Prison officials had contended that the prisoners were planning an escape. Levine rejected this pretense for the violence. Had the incarcerated men really wanted to escape, he pointed out, they could “have overpowered their two guards on the road instead of waiting until they were back in the barracks surrounded by guards and police all heavily armed.” 

The State Board of Corrections concluded that the Grand Jury conducted a “one-sided whitewash investigation” of the Anguilla Prison Camp massacre. The Board demanded a new inquiry, abolished the camp, and ordered the seventy prisoners still incarcerated at Anguilla to be transferred to other camps or to the state prison. 

Meanwhile, the NAACP and other organizations continued to cover the events and mount protests. Due in large part to the pressure applied via this national spotlight, in October 1947 the warden and four guards at Anguilla were federally indicted for violating civil rights statutes.

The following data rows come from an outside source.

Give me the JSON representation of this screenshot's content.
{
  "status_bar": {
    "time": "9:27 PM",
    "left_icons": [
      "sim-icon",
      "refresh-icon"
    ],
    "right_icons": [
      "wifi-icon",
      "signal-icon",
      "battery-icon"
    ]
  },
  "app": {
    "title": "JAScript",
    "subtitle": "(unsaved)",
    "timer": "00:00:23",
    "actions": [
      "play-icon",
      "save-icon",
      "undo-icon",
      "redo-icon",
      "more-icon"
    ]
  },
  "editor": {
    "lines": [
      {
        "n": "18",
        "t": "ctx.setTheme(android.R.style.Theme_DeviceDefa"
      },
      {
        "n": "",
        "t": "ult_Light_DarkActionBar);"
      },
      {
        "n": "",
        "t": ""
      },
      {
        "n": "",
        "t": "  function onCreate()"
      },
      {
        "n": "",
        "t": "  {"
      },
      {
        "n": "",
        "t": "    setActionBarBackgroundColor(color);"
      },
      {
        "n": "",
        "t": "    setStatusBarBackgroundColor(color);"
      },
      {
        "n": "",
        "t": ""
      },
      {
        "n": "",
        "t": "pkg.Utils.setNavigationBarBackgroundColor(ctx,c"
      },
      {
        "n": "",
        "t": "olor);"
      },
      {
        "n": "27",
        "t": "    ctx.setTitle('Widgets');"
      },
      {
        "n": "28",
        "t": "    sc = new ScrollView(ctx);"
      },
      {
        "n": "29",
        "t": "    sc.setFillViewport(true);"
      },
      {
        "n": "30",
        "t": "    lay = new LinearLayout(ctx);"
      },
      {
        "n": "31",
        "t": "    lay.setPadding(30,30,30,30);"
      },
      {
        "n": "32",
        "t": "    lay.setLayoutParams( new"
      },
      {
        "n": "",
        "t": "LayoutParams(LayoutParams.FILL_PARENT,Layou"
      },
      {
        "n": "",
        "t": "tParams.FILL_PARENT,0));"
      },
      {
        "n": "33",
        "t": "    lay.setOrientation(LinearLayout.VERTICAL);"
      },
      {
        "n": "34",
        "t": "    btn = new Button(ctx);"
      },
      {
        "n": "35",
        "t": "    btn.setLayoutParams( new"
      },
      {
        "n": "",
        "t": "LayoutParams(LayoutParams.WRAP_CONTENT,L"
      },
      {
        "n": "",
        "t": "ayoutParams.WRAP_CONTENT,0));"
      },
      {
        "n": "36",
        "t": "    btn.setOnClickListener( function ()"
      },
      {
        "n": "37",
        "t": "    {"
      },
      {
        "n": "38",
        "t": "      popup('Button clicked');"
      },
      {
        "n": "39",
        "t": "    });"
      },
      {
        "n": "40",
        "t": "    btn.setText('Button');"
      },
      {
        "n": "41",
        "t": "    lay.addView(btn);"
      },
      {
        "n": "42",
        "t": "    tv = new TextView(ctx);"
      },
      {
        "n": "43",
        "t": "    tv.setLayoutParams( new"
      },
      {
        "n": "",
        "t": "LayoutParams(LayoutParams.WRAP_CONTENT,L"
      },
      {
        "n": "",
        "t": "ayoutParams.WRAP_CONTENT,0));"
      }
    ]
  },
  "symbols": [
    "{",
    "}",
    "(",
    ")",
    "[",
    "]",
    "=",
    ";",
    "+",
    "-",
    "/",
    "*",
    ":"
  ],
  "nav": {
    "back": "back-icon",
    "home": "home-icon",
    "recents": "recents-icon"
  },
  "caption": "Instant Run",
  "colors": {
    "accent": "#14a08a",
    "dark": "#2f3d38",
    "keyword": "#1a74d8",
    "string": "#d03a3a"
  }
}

They were charged with depriving the eight men who had been murdered while incarcerated at Anguilla of their constitutional right “to be secure in their person while in the custody of the State of Georgia and to be immune from illegal attack at the hands of officers and employees of the State of Georgia while in custody, and not to be subjected to punishment without due process of law.” 

The federal trial began on October 27, 1947. On November 4th, the jury deliberated about the fates of the warden and four guards for eight minutes—then found all five men not guilty. 

— Mariame Kaba

 [1] Lynching, Anguilla Prison Camp, Brunswick, GA. 1947. II:A406. NAACP Records. Library of Congress, Manuscript Division.